Essa tipificação da origem e evolução social do esporte é importante para concluirmos um elo de relações que, em alguma medida, nos permita compreender o comportamento do jogador de futebol brasileiro padrão. Chegar a condição de atleta profissional exige dedicação praticamente exclusiva a essa tentativa desde muito cedo. Na maioria das vezes a educação formal acaba ficando comprometida, ainda mais no caso dos mais pobres que veem no futebol uma tábua de salvação para si e para o restante da família. Aqueles que obtêm sucesso e alcançam altos salários e prestígio social são catapultados de forma quase que instantânea de uma realidade de privações para outra de privilégios.

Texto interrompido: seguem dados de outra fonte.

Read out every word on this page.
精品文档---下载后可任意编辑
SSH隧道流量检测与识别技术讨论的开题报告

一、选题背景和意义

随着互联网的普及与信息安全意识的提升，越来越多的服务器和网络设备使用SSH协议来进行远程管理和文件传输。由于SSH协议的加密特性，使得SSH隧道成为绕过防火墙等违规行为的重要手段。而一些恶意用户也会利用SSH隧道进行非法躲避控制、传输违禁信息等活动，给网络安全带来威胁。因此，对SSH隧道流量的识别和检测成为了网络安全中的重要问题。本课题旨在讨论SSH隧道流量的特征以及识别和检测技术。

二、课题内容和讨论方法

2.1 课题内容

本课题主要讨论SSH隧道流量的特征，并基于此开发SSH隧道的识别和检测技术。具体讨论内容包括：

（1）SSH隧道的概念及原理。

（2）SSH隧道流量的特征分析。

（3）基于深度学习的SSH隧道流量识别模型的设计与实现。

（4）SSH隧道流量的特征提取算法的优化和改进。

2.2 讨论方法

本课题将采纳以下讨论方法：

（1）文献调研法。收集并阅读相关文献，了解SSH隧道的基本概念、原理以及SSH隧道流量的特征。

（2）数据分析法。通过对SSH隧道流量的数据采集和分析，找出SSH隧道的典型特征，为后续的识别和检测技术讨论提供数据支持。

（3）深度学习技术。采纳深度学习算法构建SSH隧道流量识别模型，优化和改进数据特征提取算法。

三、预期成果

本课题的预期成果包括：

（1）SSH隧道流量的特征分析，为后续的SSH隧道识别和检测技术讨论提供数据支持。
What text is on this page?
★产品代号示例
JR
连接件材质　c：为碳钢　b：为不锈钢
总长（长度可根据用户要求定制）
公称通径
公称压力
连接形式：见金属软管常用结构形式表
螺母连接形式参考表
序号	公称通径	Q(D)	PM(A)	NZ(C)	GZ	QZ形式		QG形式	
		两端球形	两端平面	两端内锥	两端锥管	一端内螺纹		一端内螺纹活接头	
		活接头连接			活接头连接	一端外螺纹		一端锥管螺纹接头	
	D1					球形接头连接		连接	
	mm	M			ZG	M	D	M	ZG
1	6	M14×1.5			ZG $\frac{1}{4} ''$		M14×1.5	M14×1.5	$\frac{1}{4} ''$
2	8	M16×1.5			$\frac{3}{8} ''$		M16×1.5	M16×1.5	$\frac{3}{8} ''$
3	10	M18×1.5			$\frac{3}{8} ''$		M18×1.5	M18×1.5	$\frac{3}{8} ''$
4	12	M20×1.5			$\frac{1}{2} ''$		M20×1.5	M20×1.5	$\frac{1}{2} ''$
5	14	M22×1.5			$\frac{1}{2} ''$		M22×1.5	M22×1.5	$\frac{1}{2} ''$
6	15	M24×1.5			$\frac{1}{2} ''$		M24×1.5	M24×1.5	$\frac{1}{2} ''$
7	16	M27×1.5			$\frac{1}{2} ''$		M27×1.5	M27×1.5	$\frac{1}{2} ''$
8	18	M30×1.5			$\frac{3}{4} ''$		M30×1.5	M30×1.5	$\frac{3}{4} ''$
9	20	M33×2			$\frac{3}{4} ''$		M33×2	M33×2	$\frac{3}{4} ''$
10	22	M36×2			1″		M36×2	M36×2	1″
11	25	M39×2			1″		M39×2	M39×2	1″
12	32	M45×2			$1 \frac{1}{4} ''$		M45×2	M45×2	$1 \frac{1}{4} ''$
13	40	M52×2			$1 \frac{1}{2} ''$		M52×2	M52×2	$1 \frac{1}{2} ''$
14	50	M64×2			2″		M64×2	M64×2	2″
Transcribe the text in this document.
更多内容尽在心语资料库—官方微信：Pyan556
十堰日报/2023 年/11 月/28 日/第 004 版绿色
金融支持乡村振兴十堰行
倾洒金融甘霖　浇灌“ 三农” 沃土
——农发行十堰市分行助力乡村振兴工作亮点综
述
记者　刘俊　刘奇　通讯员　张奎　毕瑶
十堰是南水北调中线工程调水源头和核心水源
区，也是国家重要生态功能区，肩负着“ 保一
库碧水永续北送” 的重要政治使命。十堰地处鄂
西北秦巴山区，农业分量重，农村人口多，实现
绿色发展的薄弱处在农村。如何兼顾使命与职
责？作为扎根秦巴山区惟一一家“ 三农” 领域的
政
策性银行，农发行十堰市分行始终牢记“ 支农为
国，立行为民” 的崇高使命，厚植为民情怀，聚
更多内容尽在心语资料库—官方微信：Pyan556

Sem ter nenhuma base de consciência formada acerca da vida e de seu lugar nela, esses jovens acabam sendo, pela sua condição financeira e de status, aceitos em um mundo regrado pelos mesmos valores que defendem aqueles que controlam o jogo e os recursos que giram em torno dele. No final, a maioria deles opta por caminhar “por cima do muro”, garantindo o quinhão que seu talento e trabalho permitiu. Outros absorvem o mesmo discurso de violência contra os excluídos do “grande banquete”, assumindo posições reacionárias e atirando com suas “arminhas” a cada gol que fazem nos adversários. E, como exceções à regra, vez por outra surge um Sócrates, um Casagrande, um Raí, um Richarlison e quase nada mais além desses.

Portanto, não seria factível que esses jogadores de conjunto tomassem uma decisão que afrontasse a ordem das coisas e a hierarquia das organizações. A análise conjuntural dos que esperavam uma atitude conjunta firme e conecta com a realidade da maioria do povo ou se empolgaram pela carência ou desconsideram fazer uma análise histórica prévia. Não se trata de “amarelar”, neologismo que ganhou força após o advento dos 7 a 1 de 2014, o qual atribui valor emocional negativo à conduta dos jogadores. Mas se trata sim de que esses indivíduos, salvo as ditas exceções, estão imersos num mundo em que as ideias da classe dominante são ainda mais dominantes, e isso é o que determina os seus comportamentos.

(*) Varlindo Nascimento é militante petista em Recife, bacharel em Geografia, pós-graduado em Sindicalismo e Trabalho e dirigente da tendência petista Articulação de Esquerda


(**) Textos assinados não refletem, necessariamente, a opinião da tendência Articulação de Esquerda ou do Página 13.